Two weeks after hitting Chinese solar manufacturers with tough new duties, the U.S. is bringing down the hammer on wind turbine tower manufacturers from China.
The United States today said it had made a preliminary determination that Chinese producers/exporters have received government subsidies ranging from 13.74 percent to 26.00 percent.
“As a result of the preliminary affirmative determination, Commerce will instruct U.S. Customs and Border Protection to collect a cash deposit based on these preliminary rates,” the Commerce Department said in a statement [PDF].
U.S. companies behind the action, represented by the Wiley Rein law firm – the same firm that’s working for SolarWorld and a coalition of solar manufacturers in their fight with the Chinese – filed a trade complaint [PDF] with the Commerce Department and International Trade Commission last December. They sought antidumping investigations into Chinese and Vietnamese imports of utility scale wind towers, and a countervailing duty investigation into Chinese imports of utility scale wind towers.
In a statement today, Wiley Rein’s Alan H. Price called the Commerce Department announcement “an important step in remedying the harm caused by unfairly traded wind tower exports. We look forward to further relief when antidumping duties are announced in about two months.”
The petitions were brought by four Midwest companies – Trinity Structural Towers, DMI Industries, Katana Summit and Broadwind Energy – calling themselves the Wind Tower Trade Coalition.
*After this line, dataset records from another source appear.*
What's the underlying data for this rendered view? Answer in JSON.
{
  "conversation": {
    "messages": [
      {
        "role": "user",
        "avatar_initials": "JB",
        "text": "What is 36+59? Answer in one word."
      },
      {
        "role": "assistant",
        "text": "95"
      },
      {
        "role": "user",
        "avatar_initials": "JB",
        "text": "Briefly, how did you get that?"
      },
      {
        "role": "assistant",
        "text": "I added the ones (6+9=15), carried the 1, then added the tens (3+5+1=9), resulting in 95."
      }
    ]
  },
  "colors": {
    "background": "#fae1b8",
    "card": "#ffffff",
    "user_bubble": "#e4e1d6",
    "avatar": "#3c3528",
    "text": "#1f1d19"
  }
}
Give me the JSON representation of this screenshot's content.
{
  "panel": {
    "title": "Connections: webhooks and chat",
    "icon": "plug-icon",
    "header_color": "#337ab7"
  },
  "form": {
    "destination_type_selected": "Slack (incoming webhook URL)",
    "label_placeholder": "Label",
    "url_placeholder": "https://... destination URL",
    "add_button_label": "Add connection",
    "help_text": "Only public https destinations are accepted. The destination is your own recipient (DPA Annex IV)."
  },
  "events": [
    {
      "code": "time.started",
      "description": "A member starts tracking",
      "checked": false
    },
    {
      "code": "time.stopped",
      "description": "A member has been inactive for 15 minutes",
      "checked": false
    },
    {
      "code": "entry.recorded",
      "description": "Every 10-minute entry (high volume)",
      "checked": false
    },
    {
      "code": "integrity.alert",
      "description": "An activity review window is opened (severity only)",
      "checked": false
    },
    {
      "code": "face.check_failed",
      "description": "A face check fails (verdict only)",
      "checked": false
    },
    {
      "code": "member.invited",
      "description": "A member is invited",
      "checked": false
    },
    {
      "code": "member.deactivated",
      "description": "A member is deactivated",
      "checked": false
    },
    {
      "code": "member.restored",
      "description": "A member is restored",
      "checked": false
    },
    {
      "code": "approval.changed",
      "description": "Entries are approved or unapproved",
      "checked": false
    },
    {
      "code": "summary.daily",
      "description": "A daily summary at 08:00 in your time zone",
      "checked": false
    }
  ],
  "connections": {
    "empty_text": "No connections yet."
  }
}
They charged that “the Chinese government has used, and continues to use, unprecedented levels of subsidization to push wind towers into the U.S. market.”
The steel plate wind towers in question are massive. They are manufactured in three to five sections, then put together at the project site, and can weigh more than 300 tons and generally rise 80-100 meters in height. Prices for a tower can range from $300,000 to over $600,000.